Q I am the owner of a Cane Corso. I know they have a horrible reputation, but this one is an absolute baby; loves her family, including our rabbit, and is afraid of everyone else. The problem is that she is a health disaster. She has horrible skin and eye issues, chronic colitis, and now she has ruptured her anterior cruciate ligament.
We were told that she would need surgery, and that extensive physical therapy would be a requirement. One big concern for us is that she will be very stressed out by the surgery itself, not to mention having to stay or be brought in for physical therapy. When she is stressed, it's a literal colonic blowout. What would you suggest?
A: Given her breed, she is a large dog, and these dogs definitely benefit from surgical stabilization following an injury to the anterior cruciate ligament (ACL). I (Dr. Henri Bianucci) could not agree more with this recommendation.
As we have discussed in this column previously, newer procedures have come into popularity over the past 15 years that have allowed for a faster recovery, less pain and better overall function and durability.
These newer procedures are described as "dynamic" because they actually result in a change in the way forces are distributed in the joint as weight is applied under dynamic conditions. The weight is shifted away from the damaged ligament.
These procedures are completely different than what is offered in the realm of human surgery for the same injury. The reason is that, although the anatomy of the canine stifle is essentially the same as that of a human, the conformation and biomechanics are completely different. To start with, we are bipedal. When we stand, our legs are straight; dogs stand with their knees bent, which places almost continuous strain upon the ligament.
Furthermore, the reason that the canine ligament tears is most likely due to the way the dog's knee is shaped.
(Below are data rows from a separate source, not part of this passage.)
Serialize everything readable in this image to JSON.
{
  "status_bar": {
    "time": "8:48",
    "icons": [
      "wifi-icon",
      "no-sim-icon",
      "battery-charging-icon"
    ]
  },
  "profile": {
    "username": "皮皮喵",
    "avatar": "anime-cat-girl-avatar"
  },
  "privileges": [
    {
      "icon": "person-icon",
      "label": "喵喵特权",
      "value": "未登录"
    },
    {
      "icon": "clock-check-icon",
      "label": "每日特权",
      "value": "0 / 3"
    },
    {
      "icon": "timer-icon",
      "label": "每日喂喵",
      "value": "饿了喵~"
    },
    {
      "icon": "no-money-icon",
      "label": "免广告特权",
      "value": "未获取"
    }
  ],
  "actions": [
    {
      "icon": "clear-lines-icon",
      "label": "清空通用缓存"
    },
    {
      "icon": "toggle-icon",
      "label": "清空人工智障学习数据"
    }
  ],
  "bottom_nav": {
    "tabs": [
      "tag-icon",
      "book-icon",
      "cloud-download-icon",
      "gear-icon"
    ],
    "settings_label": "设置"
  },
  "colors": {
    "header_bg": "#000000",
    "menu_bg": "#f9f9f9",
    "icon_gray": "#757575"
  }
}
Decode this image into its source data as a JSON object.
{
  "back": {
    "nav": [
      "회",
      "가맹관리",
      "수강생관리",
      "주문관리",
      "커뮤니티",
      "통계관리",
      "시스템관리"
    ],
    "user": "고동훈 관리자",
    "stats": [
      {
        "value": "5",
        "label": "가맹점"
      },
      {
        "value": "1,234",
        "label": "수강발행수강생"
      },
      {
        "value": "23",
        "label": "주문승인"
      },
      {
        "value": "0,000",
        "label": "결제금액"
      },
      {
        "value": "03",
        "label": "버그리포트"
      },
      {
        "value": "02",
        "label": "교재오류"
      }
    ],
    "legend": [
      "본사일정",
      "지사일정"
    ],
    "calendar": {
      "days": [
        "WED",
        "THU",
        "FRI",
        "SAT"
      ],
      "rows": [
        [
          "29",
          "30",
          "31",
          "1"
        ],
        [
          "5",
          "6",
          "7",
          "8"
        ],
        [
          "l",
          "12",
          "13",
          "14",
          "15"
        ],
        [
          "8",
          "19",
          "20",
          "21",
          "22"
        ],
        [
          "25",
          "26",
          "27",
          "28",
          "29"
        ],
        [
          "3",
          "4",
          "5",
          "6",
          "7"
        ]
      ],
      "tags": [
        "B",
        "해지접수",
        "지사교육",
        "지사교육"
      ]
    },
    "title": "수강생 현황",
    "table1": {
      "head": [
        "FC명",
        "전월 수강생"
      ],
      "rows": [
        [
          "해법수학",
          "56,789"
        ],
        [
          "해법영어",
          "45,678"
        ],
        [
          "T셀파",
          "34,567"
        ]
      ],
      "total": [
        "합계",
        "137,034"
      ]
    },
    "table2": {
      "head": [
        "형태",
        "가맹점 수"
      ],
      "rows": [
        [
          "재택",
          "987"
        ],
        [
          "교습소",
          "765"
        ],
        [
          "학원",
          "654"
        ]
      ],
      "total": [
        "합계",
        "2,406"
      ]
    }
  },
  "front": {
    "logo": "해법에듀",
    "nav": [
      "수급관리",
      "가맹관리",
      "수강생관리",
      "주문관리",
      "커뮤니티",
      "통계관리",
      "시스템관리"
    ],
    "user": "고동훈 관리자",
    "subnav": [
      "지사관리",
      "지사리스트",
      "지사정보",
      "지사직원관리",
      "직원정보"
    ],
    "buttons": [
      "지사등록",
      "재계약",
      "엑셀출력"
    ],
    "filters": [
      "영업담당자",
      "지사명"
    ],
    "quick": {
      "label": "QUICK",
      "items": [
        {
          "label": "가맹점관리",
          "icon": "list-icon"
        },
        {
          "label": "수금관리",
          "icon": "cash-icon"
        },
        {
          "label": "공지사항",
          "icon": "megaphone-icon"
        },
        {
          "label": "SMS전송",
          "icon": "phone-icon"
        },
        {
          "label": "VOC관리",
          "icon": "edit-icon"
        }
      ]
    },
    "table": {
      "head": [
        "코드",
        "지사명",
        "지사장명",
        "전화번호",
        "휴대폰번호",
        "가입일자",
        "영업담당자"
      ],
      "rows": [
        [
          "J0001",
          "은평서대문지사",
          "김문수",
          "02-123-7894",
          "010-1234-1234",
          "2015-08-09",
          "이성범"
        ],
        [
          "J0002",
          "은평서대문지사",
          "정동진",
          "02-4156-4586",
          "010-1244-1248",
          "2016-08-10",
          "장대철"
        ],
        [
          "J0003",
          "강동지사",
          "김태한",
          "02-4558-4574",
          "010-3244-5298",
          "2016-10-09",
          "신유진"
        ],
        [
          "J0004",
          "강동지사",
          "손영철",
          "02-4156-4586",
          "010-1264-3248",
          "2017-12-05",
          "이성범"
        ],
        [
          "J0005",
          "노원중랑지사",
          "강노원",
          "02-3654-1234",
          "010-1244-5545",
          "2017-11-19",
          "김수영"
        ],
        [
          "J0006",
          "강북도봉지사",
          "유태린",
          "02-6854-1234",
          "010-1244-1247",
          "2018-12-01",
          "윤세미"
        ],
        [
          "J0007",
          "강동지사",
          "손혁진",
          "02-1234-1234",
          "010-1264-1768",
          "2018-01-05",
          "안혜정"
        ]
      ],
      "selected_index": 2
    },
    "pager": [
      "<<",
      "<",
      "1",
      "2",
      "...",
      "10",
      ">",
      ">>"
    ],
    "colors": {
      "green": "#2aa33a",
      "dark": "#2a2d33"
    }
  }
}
Subtle variations in the anatomy can result in significantly increased strain on the ligament. This results in accelerated wear, until the ligament spontaneously tears.
Due to individual variation, a dog that tears one ligament is at increased risk of tearing the other one. This is not because he or she favors the first injured leg, but because both knees were built the same.
In humans, the cause of a cruciate ligament tear is most commonly traumatic, such as skiing, football, etc.
The benefits of physical therapy after knee surgery in people has been comprehensively researched, using the scientific method. Simply put, people do better, both in the long and short term, with physical therapy than without it following knee surgery. This is what we call an evidence-based application of a treatment modality.
The same cannot be said in dogs.
Many aspects of human and veterinary health care share features in common. So much so that most medications, diagnostic techniques, surgical materials, etc., are virtually the same in both human and veterinary medicine.
But there are differences, just as there are differences in how the knee bears stresses and how the injuries occur, there are differences in how dogs recover compared to humans. One big difference is the far greater tendency of humans to form fibrous adhesions after surgery. These can limit motion in a joint and impeded recovery. Not so in dogs. Humans are at risk for DVT, or deep vein thrombosis; this is why they try to get us up and moving as soon as possible. Again, this is rare to nonexistent in canines.
PT, such as passive range of motion and sit-stand exercises, hot and cold packs, etc, are easily performed at home. In the short run, these procedures have demonstrated some benefit in terms of earlier weight bearing, reduced swelling, increased range of motion and muscle redevelopment.
More involved PT, such as underwater treadmills, swimming, etc., has also been shown, in the short run, to provide the same benefits.
The difference between the two approaches has not, to my knowledge, been proven in either the short or long term. Long-term studies (greater than 6 months after surgery) are lacking altogether.
In short, no studies have objectively established that a dog that has knee surgery will perform better in the long term (greater than 6 months) with PT than dogs who do not. Don't get me wrong, PT is fine, and may provide some short-term benefits, but to say it is required for a good long-term recovery is simply not a supportable point.
My advice would be to have the knee repaired, utilizing one of the newer techniques, and do the PT at home where she is comfortable.